There’s also a wide range of different puzzles to solve, whether it be using pressure plates, or finding Letters. I never got bored of the puzzles as it was always something new. Even if a puzzle seemed similar to another, and I knew how to do it, there was always a twist which kept me engaged.

Less Talk, More Block

My biggest gripe with the game is the dialogue.

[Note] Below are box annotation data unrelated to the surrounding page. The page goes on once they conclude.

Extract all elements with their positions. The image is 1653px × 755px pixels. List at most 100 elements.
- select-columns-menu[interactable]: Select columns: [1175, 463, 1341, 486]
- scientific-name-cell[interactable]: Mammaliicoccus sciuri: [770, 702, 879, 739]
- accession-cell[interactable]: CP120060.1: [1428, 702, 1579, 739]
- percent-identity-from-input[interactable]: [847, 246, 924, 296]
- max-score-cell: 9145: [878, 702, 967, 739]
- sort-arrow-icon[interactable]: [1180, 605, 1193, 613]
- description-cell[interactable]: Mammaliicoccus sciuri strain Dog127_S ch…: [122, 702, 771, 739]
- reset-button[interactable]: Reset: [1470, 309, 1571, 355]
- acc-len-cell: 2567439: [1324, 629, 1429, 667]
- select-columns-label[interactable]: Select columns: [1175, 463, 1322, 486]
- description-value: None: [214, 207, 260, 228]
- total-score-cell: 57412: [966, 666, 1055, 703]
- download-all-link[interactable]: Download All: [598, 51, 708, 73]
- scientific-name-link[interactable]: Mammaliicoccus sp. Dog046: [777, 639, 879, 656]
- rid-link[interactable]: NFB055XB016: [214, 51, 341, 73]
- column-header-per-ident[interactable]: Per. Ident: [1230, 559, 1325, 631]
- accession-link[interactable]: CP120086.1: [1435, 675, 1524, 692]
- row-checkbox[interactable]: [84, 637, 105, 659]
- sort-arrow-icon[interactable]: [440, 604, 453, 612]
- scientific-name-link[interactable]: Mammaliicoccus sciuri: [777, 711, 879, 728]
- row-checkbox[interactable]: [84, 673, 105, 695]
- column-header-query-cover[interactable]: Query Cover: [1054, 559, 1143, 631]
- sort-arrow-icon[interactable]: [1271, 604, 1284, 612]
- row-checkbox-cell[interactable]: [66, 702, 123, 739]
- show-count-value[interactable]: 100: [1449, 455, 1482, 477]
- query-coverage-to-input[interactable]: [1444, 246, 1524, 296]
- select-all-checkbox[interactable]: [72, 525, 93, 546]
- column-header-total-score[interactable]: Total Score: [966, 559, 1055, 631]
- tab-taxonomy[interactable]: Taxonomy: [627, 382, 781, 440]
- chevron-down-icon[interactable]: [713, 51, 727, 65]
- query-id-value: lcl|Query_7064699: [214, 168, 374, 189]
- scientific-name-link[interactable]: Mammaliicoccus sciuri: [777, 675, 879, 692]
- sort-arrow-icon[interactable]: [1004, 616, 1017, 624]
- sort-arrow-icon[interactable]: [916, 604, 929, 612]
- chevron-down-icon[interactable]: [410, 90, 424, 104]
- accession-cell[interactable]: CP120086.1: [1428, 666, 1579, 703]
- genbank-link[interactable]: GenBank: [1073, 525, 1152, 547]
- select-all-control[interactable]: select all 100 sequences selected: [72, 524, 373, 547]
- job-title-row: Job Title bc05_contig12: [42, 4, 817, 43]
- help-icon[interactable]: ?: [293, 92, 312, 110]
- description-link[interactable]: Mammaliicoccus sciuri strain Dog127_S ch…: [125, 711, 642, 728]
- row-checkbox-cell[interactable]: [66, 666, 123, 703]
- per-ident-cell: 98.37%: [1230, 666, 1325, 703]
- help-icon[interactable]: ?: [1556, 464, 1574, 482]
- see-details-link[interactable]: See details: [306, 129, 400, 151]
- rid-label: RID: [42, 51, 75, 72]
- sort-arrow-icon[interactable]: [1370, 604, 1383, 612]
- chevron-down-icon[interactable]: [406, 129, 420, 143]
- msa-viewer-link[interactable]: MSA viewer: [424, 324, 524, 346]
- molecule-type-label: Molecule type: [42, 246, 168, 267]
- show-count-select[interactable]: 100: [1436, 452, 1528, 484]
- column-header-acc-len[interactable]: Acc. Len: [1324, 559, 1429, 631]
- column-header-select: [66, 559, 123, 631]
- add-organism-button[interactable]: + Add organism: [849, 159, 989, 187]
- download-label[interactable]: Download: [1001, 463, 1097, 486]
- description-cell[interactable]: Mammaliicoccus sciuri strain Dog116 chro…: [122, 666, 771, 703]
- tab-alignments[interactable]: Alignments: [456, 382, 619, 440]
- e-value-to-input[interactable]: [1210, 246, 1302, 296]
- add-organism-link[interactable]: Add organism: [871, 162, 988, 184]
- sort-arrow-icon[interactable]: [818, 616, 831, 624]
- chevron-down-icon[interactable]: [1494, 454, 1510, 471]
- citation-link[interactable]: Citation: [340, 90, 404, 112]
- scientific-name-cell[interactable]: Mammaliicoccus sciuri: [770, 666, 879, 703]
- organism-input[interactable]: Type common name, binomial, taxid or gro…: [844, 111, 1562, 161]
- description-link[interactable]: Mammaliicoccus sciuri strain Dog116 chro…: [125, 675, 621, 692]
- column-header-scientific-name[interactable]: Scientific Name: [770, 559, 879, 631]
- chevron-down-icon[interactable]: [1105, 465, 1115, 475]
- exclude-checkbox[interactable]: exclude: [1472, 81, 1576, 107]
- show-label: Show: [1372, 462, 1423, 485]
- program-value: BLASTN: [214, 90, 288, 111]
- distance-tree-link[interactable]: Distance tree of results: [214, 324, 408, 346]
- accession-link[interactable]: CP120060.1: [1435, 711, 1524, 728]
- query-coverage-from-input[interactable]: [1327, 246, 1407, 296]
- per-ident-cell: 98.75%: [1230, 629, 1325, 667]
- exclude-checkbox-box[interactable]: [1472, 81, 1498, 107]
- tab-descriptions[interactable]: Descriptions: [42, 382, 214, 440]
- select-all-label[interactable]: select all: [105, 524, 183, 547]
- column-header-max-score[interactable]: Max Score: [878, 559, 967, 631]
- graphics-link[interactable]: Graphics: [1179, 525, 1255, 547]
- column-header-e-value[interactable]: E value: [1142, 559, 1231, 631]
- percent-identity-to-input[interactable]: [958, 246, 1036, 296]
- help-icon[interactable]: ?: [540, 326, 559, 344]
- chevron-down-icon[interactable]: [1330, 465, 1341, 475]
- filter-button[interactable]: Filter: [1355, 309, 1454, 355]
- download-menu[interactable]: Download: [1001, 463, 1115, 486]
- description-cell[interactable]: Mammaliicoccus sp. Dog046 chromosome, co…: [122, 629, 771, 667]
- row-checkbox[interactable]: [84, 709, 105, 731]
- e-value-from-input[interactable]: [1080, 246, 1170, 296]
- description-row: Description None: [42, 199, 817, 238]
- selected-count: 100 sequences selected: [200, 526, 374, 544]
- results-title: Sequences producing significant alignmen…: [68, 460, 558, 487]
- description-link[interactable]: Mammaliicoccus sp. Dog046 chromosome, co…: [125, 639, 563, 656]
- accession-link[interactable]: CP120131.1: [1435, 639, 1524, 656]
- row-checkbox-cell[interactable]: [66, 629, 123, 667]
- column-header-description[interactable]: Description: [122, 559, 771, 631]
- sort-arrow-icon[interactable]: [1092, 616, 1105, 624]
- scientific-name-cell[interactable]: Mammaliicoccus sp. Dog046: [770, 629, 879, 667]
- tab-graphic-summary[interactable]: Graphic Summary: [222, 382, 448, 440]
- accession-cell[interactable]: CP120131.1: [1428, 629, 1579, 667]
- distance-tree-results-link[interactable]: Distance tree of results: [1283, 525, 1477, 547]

There’s just TOO MUCH. I’m sure that using all the dialogue featured in the game could produce a pretty hefty novel that perfectly explains the game’s overall story. Not to discredit the devs, as it’s blatant just how much work they put into the storytelling through the sheer volume and detail of the dialogue but there is seriously too much. Although there’s an option to skip, during my playthrough, I was hesitant to do so as I was afraid I would miss key pieces of dialogue.

In addition to this, although the dialogue added to the story-telling, I felt that with the sheer amount of it, it really didn’t add much to the world-building side besides character development with the King President. Straight off the bat, you can tell what kind of archetype he’s meant to fall into, the ‘goofy, fun-loving King’. Yes, you get to know him bit by bit as his character is meant to be charismatic but his dialogue doesn’t really change too much and he remains as the ‘goofy, fun-loving King’ throughout and this repetition began to bore me in my playthrough.

Togges is a 3D platformer with a focus on exploration but lacks real instruction and direction. Although you’re free to do as you please, you just don’t know where to start.

That’s not to say it’s a bad game, not at all. The puzzles a probably the best part of the game, never too hard and never too easy but always intuitive. Furthermore, the overall aesthetic of the game is extremely attractive and you can’t help but feel comfy when playing it.

With the pros versing the cons, I feel that Togges is perfectly suited for the Game Pass and definitely give it a shot if you have the chance.